The innovation that's worth the investment: Q&A with Lehigh Valley Health Network CIO

Mike Minear brings more than 40 years of experience in health information technology to his role as senior vice president and CIO at Lehigh Valley Health Network in Allentown, Pa.

As CIO, a position he has held since 2015, Mr. Minear oversees information and clinical technology for LVHN. He also serves as a part-time associate faculty member for Johns Hopkins University Bloomberg School of Public Health in Baltimore.

Mr. Minear is a member of the first group of healthcare executives in the U.S. to be credentialed as a certified healthcare CIO by the College of Healthcare Information Management Executives. He is also a member of the Healthcare Information and Management Systems Society.

Here, Mr. Minear discusses his approach to innovation at the health system and why it is important to build a foundation on problem solving.

Editor's Note: Responses have been lightly edited for clarity and length.

Question: How do you promote innovation among your team members? 

Mike Minear: Some people or teams try to innovate but focus more on interesting new technologies, what we often refer to as bright shiny objects, without a sense of what the technology can be or should be used for. Real innovation occurs when a team is brought together to solve a real-world problem. The more diverse the skills, perspectives and experience, the better the team will be at problem solving. The more important or acute the problem is, the better chance real innovation will occur.

Effective or valuable innovation can sometimes be simple, such as thoughtful changes in workflow or retraining people doing the work. Other types of innovations are very complex, as required to truly change the status quo to achieve real measurable change.

As LVHN created clinical pathways, some of these projects involved material changes to clinical workflow, changes in clinical orders, new types of clinical interventions, training of hundreds of clinicians and often reduced time to response or act within clinical workflows. LVHN has seen these types of innovation projects improve metrics in a dramatic way, and just as important, the changes stick and show ongoing improvement over time versus sliding back to older habits or performance levels. This is the innovation worth investing in.
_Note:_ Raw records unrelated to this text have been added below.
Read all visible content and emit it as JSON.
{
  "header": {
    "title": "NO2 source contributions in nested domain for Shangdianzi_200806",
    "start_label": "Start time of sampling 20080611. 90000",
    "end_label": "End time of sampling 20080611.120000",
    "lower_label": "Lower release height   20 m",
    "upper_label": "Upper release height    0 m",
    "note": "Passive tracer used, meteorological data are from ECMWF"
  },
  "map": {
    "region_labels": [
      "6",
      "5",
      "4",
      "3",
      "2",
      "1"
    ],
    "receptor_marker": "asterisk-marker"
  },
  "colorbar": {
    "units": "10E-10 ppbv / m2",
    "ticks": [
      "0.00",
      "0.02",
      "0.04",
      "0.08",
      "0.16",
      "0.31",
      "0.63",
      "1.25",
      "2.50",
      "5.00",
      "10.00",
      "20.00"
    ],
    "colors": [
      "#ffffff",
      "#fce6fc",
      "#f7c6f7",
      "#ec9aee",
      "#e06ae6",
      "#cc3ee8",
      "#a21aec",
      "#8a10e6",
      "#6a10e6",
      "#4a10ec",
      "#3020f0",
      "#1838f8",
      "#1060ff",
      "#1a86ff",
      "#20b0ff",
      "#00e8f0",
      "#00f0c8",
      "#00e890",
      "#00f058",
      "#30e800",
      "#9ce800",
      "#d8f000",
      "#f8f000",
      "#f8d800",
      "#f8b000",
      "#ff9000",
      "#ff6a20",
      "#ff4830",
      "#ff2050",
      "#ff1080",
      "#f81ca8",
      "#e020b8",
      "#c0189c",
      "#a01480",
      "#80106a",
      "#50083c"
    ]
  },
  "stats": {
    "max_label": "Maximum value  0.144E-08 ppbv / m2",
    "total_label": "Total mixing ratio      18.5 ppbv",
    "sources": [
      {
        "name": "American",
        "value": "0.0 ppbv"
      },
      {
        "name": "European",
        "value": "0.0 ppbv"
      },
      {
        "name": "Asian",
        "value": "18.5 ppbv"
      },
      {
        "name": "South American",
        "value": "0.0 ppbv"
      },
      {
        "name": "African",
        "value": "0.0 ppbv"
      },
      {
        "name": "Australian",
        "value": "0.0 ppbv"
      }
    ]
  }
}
Q: What has been one of your most memorable moments as CIO?  

MM: Helping to set up teams doing real innovation, supporting them as they slog through the hard work of innovation and seeing them achieve real improvements that impact our patients. I call this magic, and when it happens it is very gratifying to see.

Q: How do you approach EHR customization?

MM: We don't really customize a modern EHR, but we do create and edit online clinical knowledge linked to the EHR as part of creating change. At LVHN, we focus on 12 types of knowledge as the foundation to both manage clinical care/workflow and innovate.

Knowledge that is created and managed by LVHN includes; order sets, drug formulary, documentation templates, rules and alerts, clinical pathways, oncology treatment and therapy plans, cognitive computing or artificial intelligence models from Epic or self-created.

Knowledge that LVHN licenses from vendor partners includes; medication knowledge bases including pharmacogenomics from First Data Bank, online drug monographs from Lexi-Comp, care plan knowledge bases from Elsevier, patient teaching content from Elsevier, and clinical terminology from Intelligent Medical Objects.

Q: What is one recent initiative you've taken to enhance your EHR system? 

MM: LVHN's recent innovation priority has been to build 50 clinical pathways in the Epic EHR leveraging many types of online knowledge. In addition to clinical data in Epic, we use claims and insurance data from our Populytics subsidiary using Optum software tools, cost from a McKesson application and build a customized Tableau business analytics model for each clinical pathway.

The LVHN pathways have been very successful in creating focused innovation across many clinical issues. Examples of key metrics used in pathways include length of stay, re-admission rates, best practice-based order set compliance, internal cost of care, claims data — also showing care provided outside of LVHN such as in post-acute settings — and payer metrics such as percent of fee for service vs. value/risk payer contracts.

Q: What advice do you have for other hospitals looking to implement an EHR customization? 

MM: Spend time and money attacking real and material problems. Ensure you have a solid definition of the problem you are trying to address and ensure the scope of the problem is thoughtful and optimal versus trying to boil the ocean.

First, create a learning case where a high priority problem or challenge is identified, define a team with key people with different and relevant skills, and support the team until the problem is resolved. Assess this effort and refine how your organization will set up and operationalize change teams. Take the time to support and train other change teams in what you now know works for your organization. In other words, take the time to learn how to affect real change versus assuming people know how to do this and be successful.